It’s almost time to say farewell to lawn care for this year, but not just yet! This time of year is actually ideal for several lawn care tasks that will help your lawn get through the winter and look it’s best right away in the spring.
Here’s what you need to do before winter:
Test Your Soil
You don’t have to be a science geek to make good use of a soil test in your yard. To achieve a healthy, radiant lawn, you need to know what nutrients it may lack so you can plan for your fertilizing. Over the counter soil kits are available at most hardware stores and garden centers, or you can invest in a professional test and get results in about a week. The ideal pH range for healthy grass is between 6.0 and 7.0. Anything higher or lower usually results in unhealthy turf. Test healthy lawns every three years or so, and test problem lawns every year.
When you know your soil’s pH, you can plan for nutrient improvements. Making them in the fall gives your lawn extra time to absorb the nutrition and prepare better for spring growth.
Fertilize Your Lawn
Fall is an important time to fertilize. If you want to keep things simple, choose a fall-specific fertilizer blend. Feeding your lawn in fall helps it respond better to winter’s extreme temperatures, and even improves water retention. If you’re a lawncare beginner, a granular fertilizer is easier to apply and use.

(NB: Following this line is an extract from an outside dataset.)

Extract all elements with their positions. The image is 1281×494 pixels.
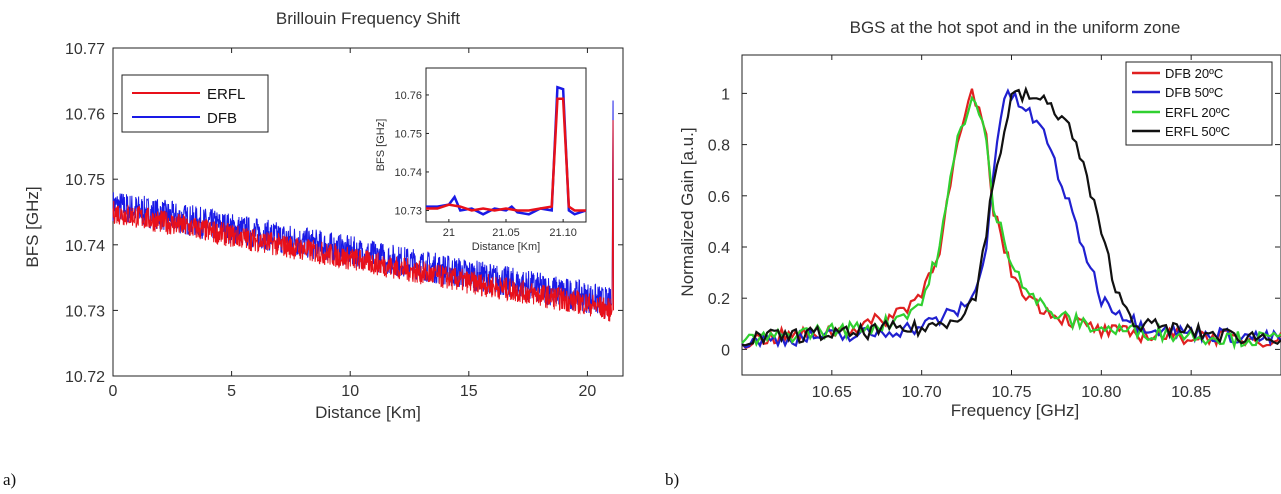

As temperatures begin to drop in the fall, the warm days and cool nights make fall the ideal time for establishing new grass and strengthening your existing lawn. Now is the perfect time to attend to bare spots, and overseed your lawn for healthy new growth before winter dormancy.

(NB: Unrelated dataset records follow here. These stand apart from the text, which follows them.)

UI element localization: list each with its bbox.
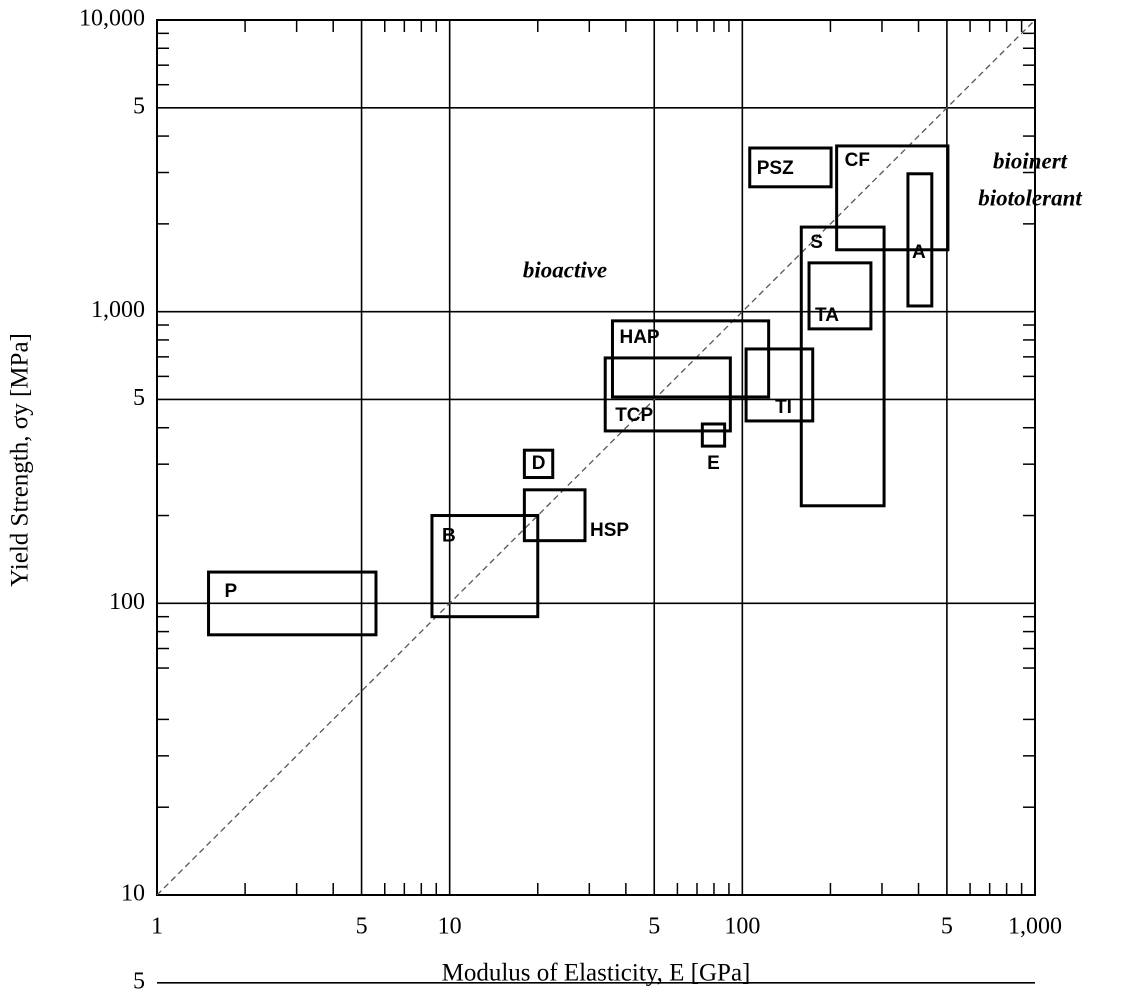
box-label: TA: [815, 305, 839, 326]
box-label: TCP: [615, 405, 653, 426]
box-label: A: [912, 242, 926, 263]
box-label: HSP: [590, 520, 629, 541]
plot-frame: [156, 19, 1036, 896]
region-box: [522, 488, 587, 543]
annotation: bioinert: [993, 148, 1068, 173]
region-box: [744, 347, 815, 423]
x-tick-label: 100: [724, 914, 760, 940]
y-tick-label: 5: [133, 93, 145, 119]
box-label: TI: [775, 397, 792, 418]
box-label: HAP: [619, 327, 659, 348]
region-box: [799, 225, 886, 508]
y-axis-label: Yield Strength, σy [MPa]: [7, 333, 34, 587]
y-tick-label: 10: [121, 881, 145, 907]
annotation: biotolerant: [978, 185, 1082, 210]
region-box: [906, 172, 934, 308]
box-label: E: [707, 453, 720, 474]
y-tick-label: 10,000: [79, 6, 145, 32]
region-box: [522, 448, 555, 480]
x-tick-label: 5: [356, 914, 368, 940]
box-label: P: [225, 581, 238, 602]
reference-line: [156, 19, 1036, 896]
y-tick-label: 1,000: [91, 297, 145, 323]
y-tick-label: 100: [109, 589, 145, 615]
box-label: S: [810, 232, 823, 253]
region-box: [835, 144, 950, 252]
x-tick-label: 10: [438, 914, 462, 940]
box-label: CF: [845, 150, 870, 171]
region-box: [807, 261, 873, 331]
region-box: [430, 514, 540, 619]
x-tick-label: 5: [648, 914, 660, 940]
box-label: D: [532, 453, 546, 474]
y-tick-label: 5: [133, 968, 145, 994]
y-tick-label: 5: [133, 385, 145, 411]
region-box: [603, 356, 732, 433]
box-label: B: [442, 526, 456, 547]
x-tick-label: 5: [941, 914, 953, 940]
region-box: [748, 146, 833, 189]
x-tick-label: 1,000: [1008, 914, 1062, 940]
x-tick-label: 1: [151, 914, 163, 940]
region-box: [700, 422, 727, 448]
box-label: PSZ: [757, 158, 794, 179]
region-box: [207, 570, 378, 637]
annotation: bioactive: [523, 257, 607, 282]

Compacted soil restricts root development and limits vital water, nutrients and oxygen from reaching grass roots. Aerators correct compaction by creating openings in the soil that allow for greater circulation. Fall is the perfect time for aerating lawns, giving them plenty of time to rebuild before spring.
Continue to Mow
Keep up your mowing routine, although you may need to mow less frequently.
Keep Watering the Lawn
As long as grass is still actively growing, it needs water. You can stretch out regular watering, but water weekly if it hasn’t rained until grass goes dormant after a hard frost.

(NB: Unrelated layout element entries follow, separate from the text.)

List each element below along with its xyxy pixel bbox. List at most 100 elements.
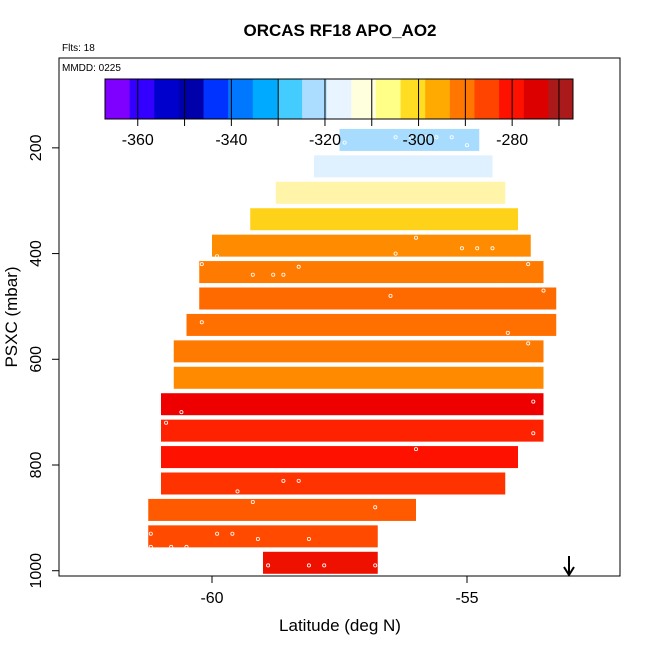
colorbar-swatch xyxy=(474,79,500,119)
sample-point xyxy=(250,272,255,277)
colorbar-swatch xyxy=(302,79,328,119)
heatmap-row xyxy=(173,340,544,363)
sample-point xyxy=(388,293,393,298)
colorbar-swatch xyxy=(252,79,278,119)
sample-point xyxy=(342,140,347,145)
y-tick-label: 1000 xyxy=(28,553,45,589)
heatmap-row xyxy=(199,287,557,310)
colorbar-swatch xyxy=(228,79,254,119)
sample-point xyxy=(128,521,133,526)
colorbar-swatch xyxy=(326,79,352,119)
y-axis-label: PSXC (mbar) xyxy=(2,266,21,367)
sample-point xyxy=(357,547,362,552)
sample-point xyxy=(347,494,352,499)
sample-point xyxy=(184,544,189,549)
sample-point xyxy=(184,494,189,499)
sample-point xyxy=(393,251,398,256)
heatmap-row xyxy=(212,234,531,257)
colorbar-swatch xyxy=(277,79,303,119)
sample-point xyxy=(215,531,220,536)
sample-point xyxy=(526,341,531,346)
sample-point xyxy=(235,489,240,494)
colorbar-swatch xyxy=(178,79,205,119)
sample-point xyxy=(230,531,235,536)
sample-point xyxy=(388,563,393,568)
heatmap-row xyxy=(161,446,518,469)
sample-point xyxy=(179,410,184,415)
colorbar-swatch xyxy=(523,79,549,119)
date-label: MMDD: 0225 xyxy=(62,63,121,74)
colorbar-swatch xyxy=(548,79,574,119)
sample-point xyxy=(505,330,510,335)
sample-point xyxy=(459,246,464,251)
heatmap-row xyxy=(161,393,544,416)
sample-point xyxy=(148,544,153,549)
colorbar-tick-label: -360 xyxy=(122,132,154,149)
sample-point xyxy=(541,288,546,293)
y-tick-label: 800 xyxy=(28,452,45,479)
y-tick-label: 400 xyxy=(28,240,45,267)
sample-point xyxy=(531,399,536,404)
heatmap-row xyxy=(148,525,378,548)
heatmap-row xyxy=(250,208,518,231)
heatmap-row xyxy=(339,128,480,151)
flights-label: Flts: 18 xyxy=(62,43,95,54)
sample-point xyxy=(306,537,311,542)
x-tick-label: -55 xyxy=(455,590,478,607)
heatmap-row xyxy=(161,419,544,442)
sample-point xyxy=(373,563,378,568)
sample-point xyxy=(490,246,495,251)
sample-point xyxy=(255,537,260,542)
colorbar: -360 -340 -320 -300 -280 xyxy=(104,78,574,149)
colorbar-frame xyxy=(104,78,574,120)
y-tick-label: 600 xyxy=(28,346,45,373)
colorbar-tick-label: -280 xyxy=(496,132,528,149)
sample-point xyxy=(449,135,454,140)
heatmap-row xyxy=(314,155,493,178)
arrow-head xyxy=(563,566,575,577)
sample-point xyxy=(393,135,398,140)
sample-point xyxy=(362,494,367,499)
sample-point xyxy=(373,505,378,510)
colorbar-tick-label: -340 xyxy=(215,132,247,149)
sample-point xyxy=(413,447,418,452)
colorbar-tick-label: -300 xyxy=(403,132,435,149)
heatmap-row xyxy=(173,366,544,389)
heatmap-row xyxy=(161,472,506,495)
colorbar-swatch xyxy=(449,79,475,119)
sample-point xyxy=(332,494,337,499)
sample-point xyxy=(148,531,153,536)
sample-point xyxy=(164,420,169,425)
heatmap-row xyxy=(148,498,416,521)
plot-frame xyxy=(58,57,621,577)
sample-point xyxy=(250,499,255,504)
colorbar-swatch xyxy=(400,79,426,119)
heatmap-row xyxy=(199,261,544,284)
colorbar-swatch xyxy=(425,79,451,119)
sample-point xyxy=(413,235,418,240)
sample-point xyxy=(281,478,286,483)
sample-point xyxy=(215,254,220,259)
sample-point xyxy=(306,563,311,568)
heatmap-row xyxy=(186,313,557,336)
sample-point xyxy=(322,563,327,568)
sample-point xyxy=(500,283,505,288)
sample-point xyxy=(158,494,163,499)
sample-point xyxy=(133,544,138,549)
sample-point xyxy=(531,431,536,436)
sample-point xyxy=(266,563,271,568)
x-tick-label: -60 xyxy=(200,590,223,607)
y-tick-label: 200 xyxy=(28,134,45,161)
sample-point xyxy=(521,362,526,367)
sample-point xyxy=(526,262,531,267)
sample-point xyxy=(464,143,469,148)
colorbar-swatch xyxy=(154,79,180,119)
sample-points xyxy=(128,135,561,568)
colorbar-swatch xyxy=(375,79,402,119)
colorbar-tick-label: -320 xyxy=(309,132,341,149)
sample-point xyxy=(199,262,204,267)
down-arrow-icon xyxy=(563,556,575,577)
sample-point xyxy=(281,272,286,277)
x-axis-label: Latitude (deg N) xyxy=(279,616,401,635)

Don’t allow weeds, broadleaf and grass weeds, to seed and establish themselves even stronger in your lawn by leaving them over the winter. Choose a weed and feed fall fertilizer, and target tough weeds with spot treatments. Avoid newly planted areas unless the product is specifically for new grass.
Clean Up Leaves
Leaving leaves covering grass does not offer protection or nutrition for your grass. Left unattended, mats of fallen leaves will suffocate lawn grass and create a perfect environment for disease and lawn insects. You can mow and mulch small quantities, but rake and remove larger amounts of leaves.